Not really about solving the performance problems but rather about finding them first.
The “There are items missing data for more than 10 minutes” is one of the default triggers in recent zabbix installation and it indicates a problem with your queue (zabbix has no queue btw, just like there is no spoon :). So you click on “Administration” and then on “Queue” and discover that “More than 10 minutes” column on one of the rows or maybe more than one is very red indeed.
And from here you are stuck, you cannot know what are the items zabbix fails to update data for. At least I did not find a more convenient way to do that than just selecting a list from database. Why it is not a clickable option in zabbix interface I cannot say.
I’ve missed the drop-down in the top-right corner of the Administration->Queue screen. There is the “Details” option available that will show what’s exactly in the queue. Or there is still the database way described below.
What you have to look for in database? Unsurprisingly, the field names are not exactly what you’d expect from the GUI. The ones that interest us are:
- hosts.status – which you have to filter on 0, which means active host
- items.status – same as above, has to be 0
- items.lastclock – this is the last update timestamp I suppose.
- items.delay – which is the update period in seconds
To find the items that where not properly update for more than 10 minutes I should select all active items ( hosts.status and items.status are both equal to 0) that have their last update timestamp more than delay seconds+10 minutes in the past.

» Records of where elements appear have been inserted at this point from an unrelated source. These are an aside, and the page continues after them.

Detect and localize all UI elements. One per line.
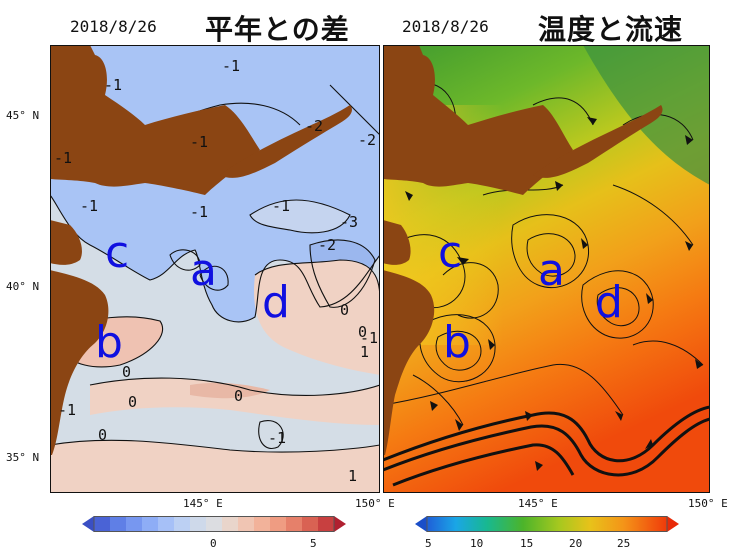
right-title: 温度と流速 [538,13,684,46]
contour-label: -2 [358,131,376,149]
temperature-colorbar-tick: 25 [617,537,631,550]
anomaly-colorbar-tick: 0 [210,537,217,550]
contour-label: -1 [272,197,290,215]
left-lon-label-145: 145° E [183,497,223,510]
anomaly-colorbar [82,516,346,532]
temperature-colorbar [415,516,679,532]
region-label-b: b [95,317,123,368]
temperature-colorbar-tick: 10 [470,537,484,550]
contour-label: 1 [348,467,357,485]
left-title: 平年との差 [205,13,350,46]
contour-label: -1 [104,76,122,94]
region-label-b: b [443,317,471,368]
region-label-a: a [190,245,217,296]
region-label-d: d [262,277,290,328]
temperature-colorbar-tick: 20 [569,537,583,550]
left-date: 2018/8/26 [70,17,157,36]
right-lon-label-145: 145° E [518,497,558,510]
right-lon-label-150: 150° E [688,497,728,510]
contour-label: -2 [318,236,336,254]
contour-label: -1 [54,149,72,167]
contour-label: 0 [234,387,243,405]
contour-label: -1 [268,429,286,447]
contour-label: -1 [190,133,208,151]
contour-label: -1 [58,401,76,419]
contour-label: 0 [98,426,107,444]
contour-label: -3 [340,213,358,231]
warm-anomaly-area [254,260,380,375]
lat-label-45: 45° N [6,109,40,122]
anomaly-colorbar-tick: 5 [310,537,317,550]
temperature-current-map: c a d b [383,45,710,493]
land-mass [383,45,663,455]
contour-label: -1 [360,329,378,347]
contour-label: 0 [122,363,131,381]
contour-label: -2 [305,117,323,135]
contour-label: 0 [340,301,349,319]
contour-label: 0 [358,323,367,341]
anomaly-map: -1 -1 -1 -2 -2 -1 -1 -1 -3 -2 -1 0 0 0 0… [50,45,380,493]
contour-label: 1 [360,343,369,361]
region-label-c: c [105,227,129,278]
right-date: 2018/8/26 [402,17,489,36]
contour-label: 0 [128,393,137,411]
contour-label: -1 [222,57,240,75]
region-label-a: a [538,245,565,296]
contour-label: -1 [80,197,98,215]
temperature-colorbar-tick: 15 [520,537,534,550]
left-lon-label-150: 150° E [355,497,395,510]
temperature-colorbar-tick: 5 [425,537,432,550]
lat-label-35: 35° N [6,451,40,464]
region-label-d: d [595,277,623,328]
land-mass [50,45,352,455]
contour-label: -1 [190,203,208,221]
lat-label-40: 40° N [6,280,40,293]
region-label-c: c [438,227,462,278]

Which works for me like this:
h.status AS hstatus,
i.hostid,
h.name AS host,
i.name AS item,
i.status
FROM items i
LEFT JOIN hosts h
ON h.hostid=i.hostid
WHERE
UNIX_TIMESTAMP()-lastclock > delay+(10*60)
AND
( h.status = 0 AND i.status = 0 );
Something similar to the above should give you something similar to the below:
| hstatus | hostid | host | item | status |
+---------+--------+--------+------------------------------------------------------+--------+
| 0 | 10057 | MyHost | DB Pool DataSource MaxActive | 0 |
| 0 | 10057 | MyHost | DB Pool DataSource MaxIdle | 0 |
| 0 | 10057 | MyHost | DB Pool DataSource MaxWait | 0 |
| 0 | 10057 | MyHost | DB Pool DataSource MinIdle | 0 |
| 0 | 10057 | MyHost | DB Pool DataSource NumActive | 0 |
Skip ......
+---------+--------+--------+------------------------------------------------------+--------+
178 rows in set (0.01 sec)
Where do you go from here? that really depends on many factors. Firstly it depends on what type of items are these. Understanding who is actually collecting and sending them will be the first step. Then you can probably proceed to understanding what prevents a timely update.